Sunday, December 26, 2010

High school memory

I downloaded H. G. Wells' An Outline of History to read, which came with a high school memory.

There were five of us who were tight at Pasadena High School in the mid-1950s. We were nerds, geeks, future scientists of America. We broke into two subgroups: 3 of us liked and played sports, 2 didn't. We were at the top of our class and most academic occasions, particularly in math and science, were a competition among the five of us. We all applied to the same four universities but acceptances made no sense, or none that we could figure out. All of us got accepted by Cal at Berkeley. Thereafter only one accepted us, and each went to this university. M and I were accepted by Cal Tech across town. D and E by Stanford, the only two to go straight through and graduate without interruption. J by MIT.

In high school only M had significant interests beyond math and the sciences. He was always reading something by Upton Sinclair. And for a while, he was reading and carrying around Wells' outline of history, which is the memory that rushed over me as I was downloading the book to my Kindle.

M was something of a tragic figure. His family was the only wealthy Republican one in our group. But his tragic complexity didn't come to light until the summer between our freshman and sophomore years at Cal Tech.

We weren't that close, although we lived around the corner from one another and often played chess. But I played more sandlot sports than chess and M wasn't into that. In the summer in question, M had something like a nervous breakdown. His mother asked me to talk to him one day. He lived in an apartment over their garage and I found him incoherent and a little scary. He also was showing me, to my shock, some gay porno magazines. A few days later he committed suicide.
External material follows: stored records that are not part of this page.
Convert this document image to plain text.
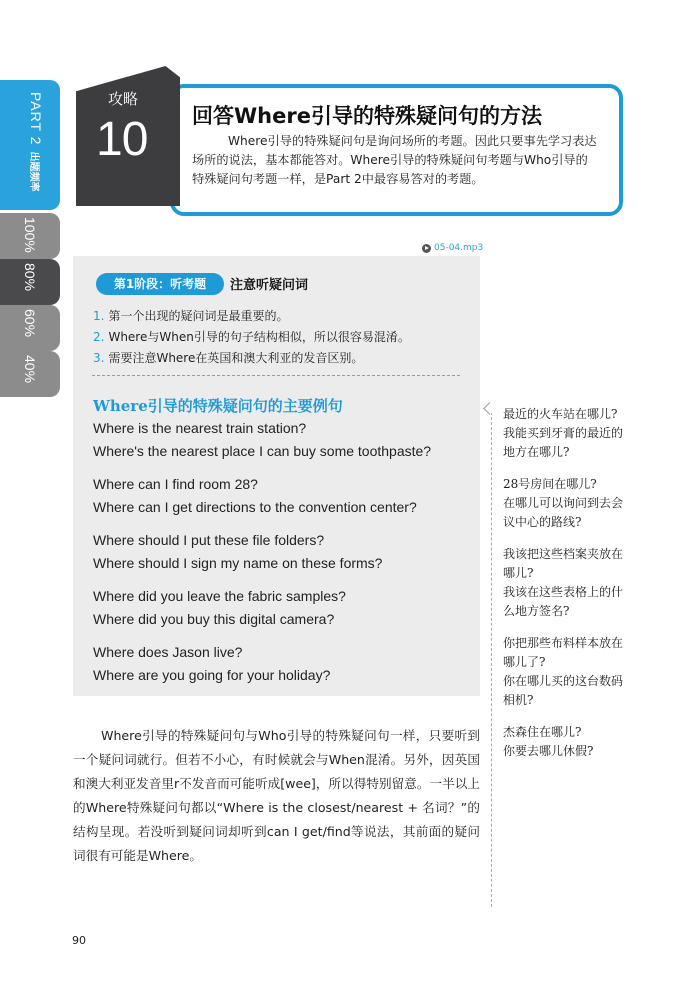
PART 2出题频率
100%
80%
60%
40%
攻略
10 回答Where引导的特殊疑问句的方法
Where引导的特殊疑问句是询问场所的考题。因此只要事先学习表达场所的说法，基本都能答对。Where引导的特殊疑问句考题与Who引导的特殊疑问句考题一样，是Part 2中最容易答对的考题。
05-04.mp3
第1阶段：听考题	注意听疑问词
1. 第一个出现的疑问词是最重要的。
2. Where与When引导的句子结构相似，所以很容易混淆。
3. 需要注意Where在英国和澳大利亚的发音区别。
Where引导的特殊疑问句的主要例句
Where is the nearest train station?
Where's the nearest place I can buy some toothpaste?
Where can I find room 28?
Where can I get directions to the convention center?
Where should I put these file folders?
Where should I sign my name on these forms?
Where did you leave the fabric samples?
Where did you buy this digital camera?
Where does Jason live?
Where are you going for your holiday?
最近的火车站在哪儿?
我能买到牙膏的最近的地方在哪儿?
28号房间在哪儿?
在哪儿可以询问到去会议中心的路线?
我该把这些档案夹放在哪儿?
我该在这些表格上的什么地方签名?
你把那些布料样本放在哪儿了?
你在哪儿买的这台数码相机?
杰森住在哪儿?
你要去哪儿休假?
Where引导的特殊疑问句与Who引导的特殊疑问句一样，只要听到一个疑问词就行。但若不小心，有时候就会与When混淆。另外，因英国和澳大利亚发音里r不发音而可能听成[wee]，所以得特别留意。一半以上的Where特殊疑问句都以“Where is the closest/nearest + 名词？”的结构呈现。若没听到疑问词却听到can I get/find等说法，其前面的疑问词很有可能是Where。
90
In retrospect, I think there were two stressful pressures that M couldn't deal with. First, he was gay at a time when you definitely kept in the closet. I assume he was. But perhaps more important, he more than the rest of us got a lot of pressure to succeed from his family, especially his aggressive demanding mother.

Cal Tech was a shock. We went from the top of our high school class to the middle of the incoming freshman class of 100. Different students adjusted in different ways. At Cal Tech I adjusted by becoming a jock: I lettered in football, basketball and track. I was co-captain and quarterback of the football team, as non-competitive as it was (our best game we lost only 52-12; our worst, 85-0 against Whittier in the mud). M apparently had a more difficult time adjusting, especially with his mom on his ass.

At any rate, he committed suicide. Shortly after this I transfered to Berkeley, mainly to get away from home, and one term later I joined the Army, finding myself in the Army Security Agency at a recruiter's whim and soon training to be a Russian Linguist in the Cold War.

I associate the Wells history with my memory of M. It will be an interesting read.